Here is problem A1 of 25th Putnam 1964.
Let $A_1, A_2, A_3, A_4, A_5, A_6$ be distinct points in the plane. Let $D$ be the longest distance between any pair, and $d$ the shortest distance. Show that $D/d ≥ \sqrt3$.
The following solution is taken from this page out of John Scholes's collection of math problems and solutions.
Let ABC be a triangle with sides $a = BC ≥ b = CA ≥ c = AB$. Suppose that angle $A ≥ 2π/3$. It follows immediately from the cosine formula we have $a^2 = b^2 + c^2 - 2bc \cos A ≥ b^2 + c^2 + bc ≥ 3c^2$, and hence that $a/c ≥ \sqrt 3$. So it is sufficient to find a triangle with an angle of at least $2π/3$.
If the 6 points form a convex hexagon, then the six angles of the hexagon sum to 4π so at least one is at least 2π/3. If not then one point is inside the convex hull of the others. Draw diagonals to triangulate the hull. Then the inside point must lie inside (or on) one of the triangles.

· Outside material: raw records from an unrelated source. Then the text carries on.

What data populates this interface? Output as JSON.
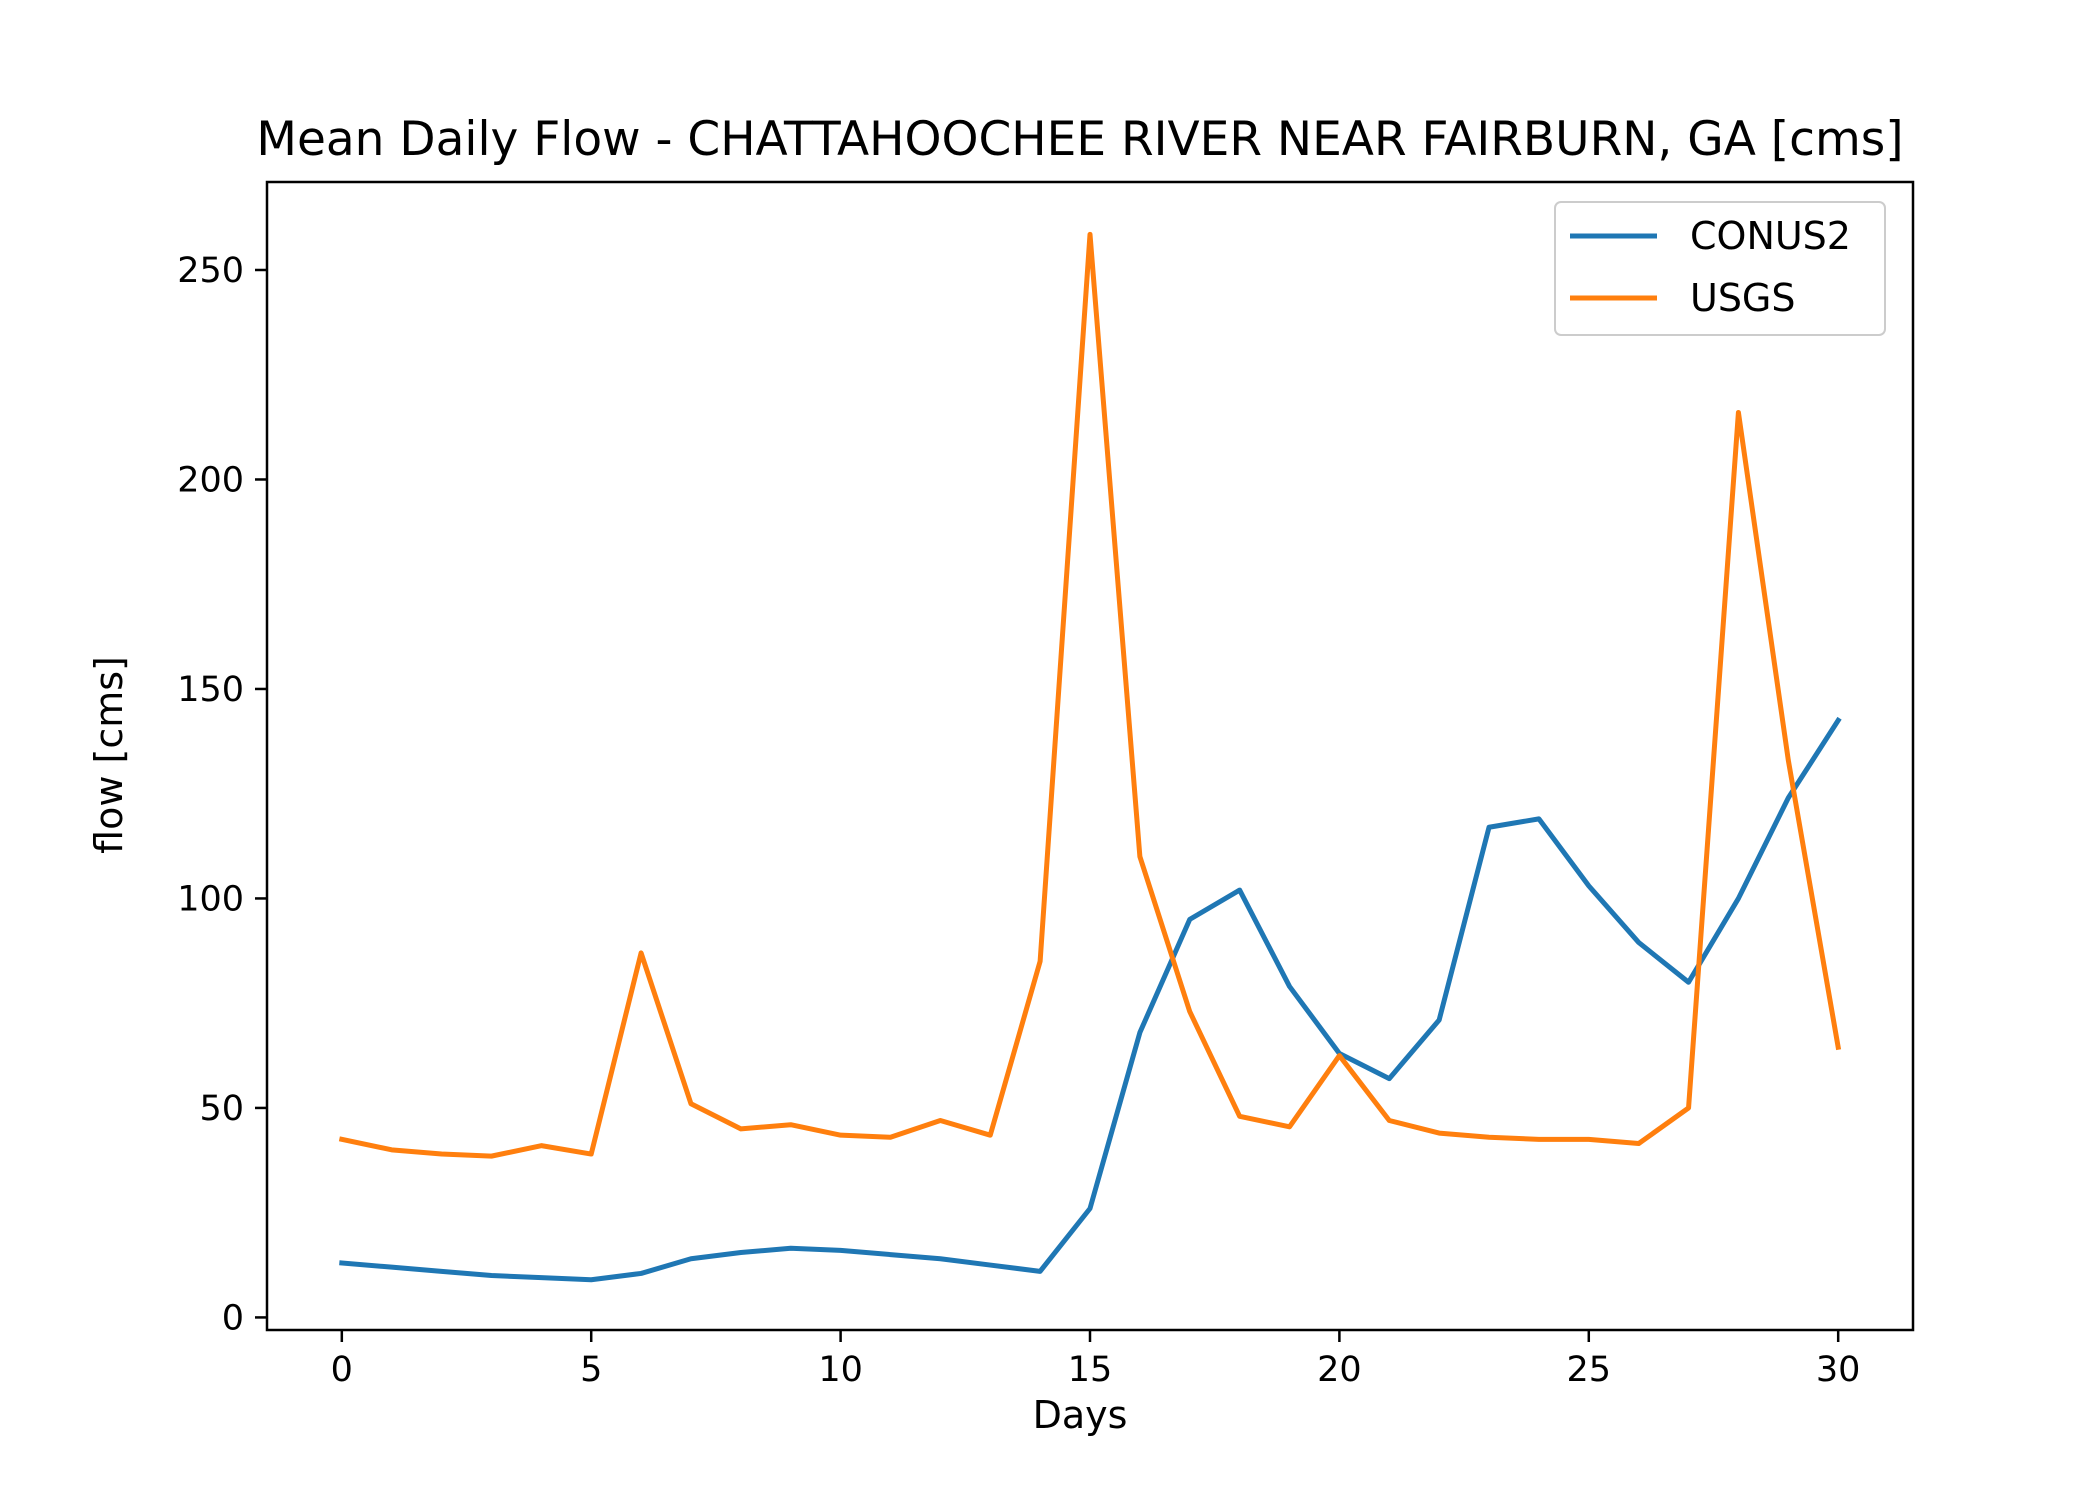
{
  "chart_data": {
    "type": "line",
    "title": "Mean Daily Flow - CHATTAHOOCHEE RIVER NEAR FAIRBURN, GA [cms]",
    "xlabel": "Days",
    "ylabel": "flow [cms]",
    "xlim": [
      -1.5,
      31.5
    ],
    "ylim": [
      -3,
      271
    ],
    "xticks": [
      0,
      5,
      10,
      15,
      20,
      25,
      30
    ],
    "yticks": [
      0,
      50,
      100,
      150,
      200,
      250
    ],
    "grid": false,
    "legend_position": "top-right",
    "x": [
      0,
      1,
      2,
      3,
      4,
      5,
      6,
      7,
      8,
      9,
      10,
      11,
      12,
      13,
      14,
      15,
      16,
      17,
      18,
      19,
      20,
      21,
      22,
      23,
      24,
      25,
      26,
      27,
      28,
      29,
      30
    ],
    "series": [
      {
        "name": "CONUS2",
        "color": "#1f77b4",
        "values": [
          13,
          12,
          11,
          10,
          9.5,
          9,
          10.5,
          14,
          15.5,
          16.5,
          16,
          15,
          14,
          12.5,
          11,
          26,
          68,
          95,
          102,
          79,
          63,
          57,
          71,
          117,
          119,
          103,
          89.5,
          80,
          100,
          124,
          142.5
        ]
      },
      {
        "name": "USGS",
        "color": "#ff7f0e",
        "values": [
          42.5,
          40,
          39,
          38.5,
          41,
          39,
          87,
          51,
          45,
          46,
          43.5,
          43,
          47,
          43.5,
          85,
          258.5,
          110,
          73,
          48,
          45.5,
          62.5,
          47,
          44,
          43,
          42.5,
          42.5,
          41.5,
          50,
          216,
          133,
          64.5
        ]
      }
    ]
  }
}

But if P lies inside (or on) the triangle ABC, then at least one of the angles APB, BPC, CPA is at least 2π/3.
I don't understand how this proof shows that $D/d \ge \sqrt 3$. This proof seems to just show that a triangle with angle greater than $2\pi/3$ exists in the triangulation of the hull of the set. How does this show that $D/d \ge \sqrt 3$? The two points $\{d_1, d_2\}$ with distance $d$ might not have any point in common with points $\{D_1, D_2\}$ that have distance $D$.
What am I missing here?
When the solution "draws diagonals to triangulate the hull", it means to triangulate the convex hull using only the given $6$ points as vertices of the triangles. No other points should be introduced. Hence every triangle obtained can be used to show $D/d\ge\sqrt3$.
To convince yourself that triangulation is possible, play with some random $6$ points of your choice. The vertices of the convex hull will be among the $6$ points. Whether the convex hull is a triangle or quadrilateral or pentagon or hexagon, you will be able to triangulate it easily without introducing new points as vertices.